With careful administration, computers connected to a network can be made reasonably secure, but that security is not perfect. There are many ways that an ill- natured person can attempt to violate security. In universities, most problems come from insiders: disgruntled employees or students who steal a user's login name and password. More sophisticated methods of intrusion take advantage of the complexity of computer software. Every operating system has built-in security, but design errors or programming bugs may have created gaps. Some of the most useful programs for digital libraries, such as web servers and electronic mail, are some of the most difficult to secure. For these reasons, everybody who builds a digital library must recognize that security can never be guaranteed. With diligence, troubles can be kept rare, but there is always a chance of a flaw.
Encryption
Encryption is the name given to a group of techniques that are used to store and transmit private information, encoding it in a way that the information appears completely random until the procedure is reversed. Even if the encrypted information is read by somebody who is unauthorized, no damage is done. In digital libraries, encryption is used to transmit confidential information over the Internet, and some information is so confidential that it is encrypted wherever it is stored. Passwords are an obvious example of information that should always be encrypted, whether stored on computers or transmitted over networks.
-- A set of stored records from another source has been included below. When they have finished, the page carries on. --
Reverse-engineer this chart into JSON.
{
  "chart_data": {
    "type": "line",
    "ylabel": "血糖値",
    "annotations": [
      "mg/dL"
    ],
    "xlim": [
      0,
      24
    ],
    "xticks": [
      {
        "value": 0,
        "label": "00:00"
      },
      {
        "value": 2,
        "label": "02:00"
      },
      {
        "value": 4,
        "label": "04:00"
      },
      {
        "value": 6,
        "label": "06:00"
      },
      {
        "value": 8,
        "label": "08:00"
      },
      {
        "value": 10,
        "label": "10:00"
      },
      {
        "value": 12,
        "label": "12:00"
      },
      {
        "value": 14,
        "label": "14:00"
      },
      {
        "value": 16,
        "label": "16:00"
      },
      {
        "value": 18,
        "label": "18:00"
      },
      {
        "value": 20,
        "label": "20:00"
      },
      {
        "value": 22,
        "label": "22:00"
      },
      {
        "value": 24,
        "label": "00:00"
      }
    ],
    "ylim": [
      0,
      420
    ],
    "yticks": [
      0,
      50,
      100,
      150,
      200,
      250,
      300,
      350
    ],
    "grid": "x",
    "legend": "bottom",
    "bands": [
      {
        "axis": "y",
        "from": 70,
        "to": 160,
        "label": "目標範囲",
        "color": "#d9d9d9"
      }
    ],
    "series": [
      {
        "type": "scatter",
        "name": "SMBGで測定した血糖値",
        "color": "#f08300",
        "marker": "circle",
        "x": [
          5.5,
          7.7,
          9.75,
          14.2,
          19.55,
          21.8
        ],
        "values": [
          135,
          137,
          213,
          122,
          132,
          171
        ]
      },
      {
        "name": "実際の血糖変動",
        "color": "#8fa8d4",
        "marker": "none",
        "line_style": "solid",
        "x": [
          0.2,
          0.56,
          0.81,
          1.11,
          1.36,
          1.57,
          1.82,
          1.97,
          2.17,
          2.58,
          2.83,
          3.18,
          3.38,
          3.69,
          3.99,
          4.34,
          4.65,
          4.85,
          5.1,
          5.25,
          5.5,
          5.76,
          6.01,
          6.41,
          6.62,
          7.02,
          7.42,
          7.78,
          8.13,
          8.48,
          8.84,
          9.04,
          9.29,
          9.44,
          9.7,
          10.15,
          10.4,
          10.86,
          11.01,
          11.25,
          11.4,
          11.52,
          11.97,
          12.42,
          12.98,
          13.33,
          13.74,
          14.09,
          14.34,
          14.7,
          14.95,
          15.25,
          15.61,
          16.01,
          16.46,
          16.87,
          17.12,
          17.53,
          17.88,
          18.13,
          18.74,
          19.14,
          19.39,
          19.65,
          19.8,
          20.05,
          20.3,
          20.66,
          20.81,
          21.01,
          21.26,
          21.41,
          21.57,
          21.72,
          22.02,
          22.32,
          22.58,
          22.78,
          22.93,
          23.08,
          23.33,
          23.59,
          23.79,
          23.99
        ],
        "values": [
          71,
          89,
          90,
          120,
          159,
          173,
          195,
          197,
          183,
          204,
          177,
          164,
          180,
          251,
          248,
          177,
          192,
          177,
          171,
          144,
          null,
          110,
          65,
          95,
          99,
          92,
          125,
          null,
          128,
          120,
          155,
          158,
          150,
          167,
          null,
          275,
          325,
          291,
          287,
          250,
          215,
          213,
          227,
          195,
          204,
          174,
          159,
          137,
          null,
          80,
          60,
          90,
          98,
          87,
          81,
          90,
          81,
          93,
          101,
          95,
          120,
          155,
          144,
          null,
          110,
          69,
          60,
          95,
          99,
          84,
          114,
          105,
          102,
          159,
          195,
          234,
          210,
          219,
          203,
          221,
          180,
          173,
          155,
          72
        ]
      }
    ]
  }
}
In many digital libraries, passwords are the only information that needs to be encrypted.
Figure 7.3. Encryption and decryption
The basic concept of encryption is shown in Figure 7.3. The data that is to be kept secret, X, is input to an encryption process which performs a mathematical transformation and creates an encrypted set of data, Y. The encrypted set of data will have the same number of bits as the original data. It appears to be a random collection of bits, but the process can be reversed, using a reverse process which regenerates the original data, X. These two processes, encryption and decryption, can be implemented as computer programs, in software or using special purpose hardware.
The commonly used methods of encryption are controlled by a pair of numbers, known as keys. One key is used for encryption, the other for decryption. The methods of encryption vary in the choice of processes and in the way the keys are selected. The mathematical form of the processes are not secret. The security lies in the keys. A key is a string of bits, typically from 40 to 120 bits or more. Long keys are intrinsically much more secure than short keys, since any attempt to violate security by guessing keys is twice as difficult for every bit added to the key length.
Historically, the use of encryption has been restricted by computer power. The methods all require considerable computation to scramble and unscramble data. Early implementations of DES, the method described in Panel 7.4, required special hardware to be added to every computer. With today's fast computers, this is much less of a problem, but the time to encrypt and decrypt large amounts of data is still noticeable. The methods are excellent for encrypting short message, such as passwords, or occasional highly confidential messages, but the methods are less suitable for large amounts of data where response times are important.
Private key encryption
Private key encryption is a family of methods in which the key used to encrypt the data and the key used to decrypt the data are the same, and must be kept secret.
Private key encryption is also known as single key or secret key encryption. Panel 7.4 describes DES, one of the most commonly used methods.